1. Field of the Invention
The present invention generally relates to the field of visualizing dynamic graphs and in particular to a method and an apparatus for animating transitions among a dynamic graph series.
2. Description of Related Art
Dynamic graphs, compared with static graphs, are changed over time. Graph elements (nodes/edges) will be added or removed or their attributes will be changed dynamically. The major purpose of visualizing dynamic graphs is to facilitate disclosing the change patterns along the time dimension. This will expose the essence of the graphs or network evolutions such as the evolutions of social communities in a social network.
Many challenges exist in dynamic graph visualization. One of the most important challenges is to smoothly transit graph changes between different time frames to keep users' focus. In particular, graph changes may be further classified into the following categories: 1. graph change due to removal of an element; 2. graph change due to addition of an element; and 3. graph change due to change of an attribute of an existing element. Removing or adding elements in a dynamic graph will directly change the topology. It is a significant change in a graph. Without any animated transitions, users might lose their focus and are confused about the sudden graph change. While the third type of graph change will be slighter, and it usually leads to the moving of the elements.

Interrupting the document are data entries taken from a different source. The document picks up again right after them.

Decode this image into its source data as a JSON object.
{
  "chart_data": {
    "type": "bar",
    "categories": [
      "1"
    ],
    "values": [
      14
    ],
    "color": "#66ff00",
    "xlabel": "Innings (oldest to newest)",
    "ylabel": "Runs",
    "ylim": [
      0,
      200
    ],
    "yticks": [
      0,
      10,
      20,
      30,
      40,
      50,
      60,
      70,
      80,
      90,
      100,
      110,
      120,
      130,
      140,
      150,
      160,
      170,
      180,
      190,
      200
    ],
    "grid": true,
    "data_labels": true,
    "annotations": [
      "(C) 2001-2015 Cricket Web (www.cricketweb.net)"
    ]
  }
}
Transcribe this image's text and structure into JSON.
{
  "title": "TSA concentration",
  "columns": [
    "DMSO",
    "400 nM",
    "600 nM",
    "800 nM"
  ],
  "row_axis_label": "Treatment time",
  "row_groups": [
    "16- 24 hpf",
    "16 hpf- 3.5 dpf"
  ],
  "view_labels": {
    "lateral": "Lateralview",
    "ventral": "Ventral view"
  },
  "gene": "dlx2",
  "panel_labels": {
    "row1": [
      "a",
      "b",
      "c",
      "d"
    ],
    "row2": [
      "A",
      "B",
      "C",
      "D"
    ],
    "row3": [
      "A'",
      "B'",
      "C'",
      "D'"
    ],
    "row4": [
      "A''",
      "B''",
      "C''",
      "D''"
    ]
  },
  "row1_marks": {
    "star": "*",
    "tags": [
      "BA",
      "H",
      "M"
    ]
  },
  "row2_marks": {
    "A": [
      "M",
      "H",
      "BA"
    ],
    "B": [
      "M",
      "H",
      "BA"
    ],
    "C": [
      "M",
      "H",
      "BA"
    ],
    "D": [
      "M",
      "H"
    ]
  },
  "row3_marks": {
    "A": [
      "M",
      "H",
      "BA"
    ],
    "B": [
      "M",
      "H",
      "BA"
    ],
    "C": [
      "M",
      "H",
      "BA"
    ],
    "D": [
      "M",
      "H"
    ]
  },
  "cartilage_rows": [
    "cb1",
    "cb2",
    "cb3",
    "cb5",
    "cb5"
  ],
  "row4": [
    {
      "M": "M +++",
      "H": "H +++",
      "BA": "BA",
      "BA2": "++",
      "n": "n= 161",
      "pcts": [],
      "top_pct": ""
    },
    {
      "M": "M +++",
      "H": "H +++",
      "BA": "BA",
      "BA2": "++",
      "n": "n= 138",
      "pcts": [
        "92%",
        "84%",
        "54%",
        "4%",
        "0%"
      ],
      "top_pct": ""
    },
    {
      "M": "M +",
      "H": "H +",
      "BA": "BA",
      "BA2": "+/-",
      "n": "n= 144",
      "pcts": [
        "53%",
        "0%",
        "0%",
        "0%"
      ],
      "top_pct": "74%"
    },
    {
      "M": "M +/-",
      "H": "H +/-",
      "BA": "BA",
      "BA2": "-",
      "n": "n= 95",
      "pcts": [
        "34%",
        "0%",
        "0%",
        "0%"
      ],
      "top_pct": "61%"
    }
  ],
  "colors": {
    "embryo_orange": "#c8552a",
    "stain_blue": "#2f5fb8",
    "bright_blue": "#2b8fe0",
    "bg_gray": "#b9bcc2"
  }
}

To visualize the above graph changes while preserving the user's mental map, several animating methods have been designed by dynamic graph visualization systems in the prior art. The latest and most powerful system is Sonia (see http://sonia.stanford.edu). The system provides a total solution of dynamic graph visualization including animated transition. In the system, edge driven animation is used to smoothly transit both the topology changes and attribute changes. All the nodes are initially laid out on the display (the isolated nodes are usually laid out on a circle). Edges are dynamically added or removed between nodes. The added or removed edges will drag two connected nodes together or release these nodes to their initial positions. The edge lengths are in inverse ratio to the edge weights. The changing of edge weights will lead to the movements of the connected nodes. The nodes are moved along a straight line path when animating. It is quite efficient and clear when the number of the changed elements is small. However, when the number of the changed elements is large, this edge driven transition method may produce visual clutter due to long moving distances of the nodes and a tendency that the moved elements are likely to overlap. Furthermore, in most cases, node elements are also added into or removed from the dynamic graph frequently. The edge driven animated transition method will not be enough.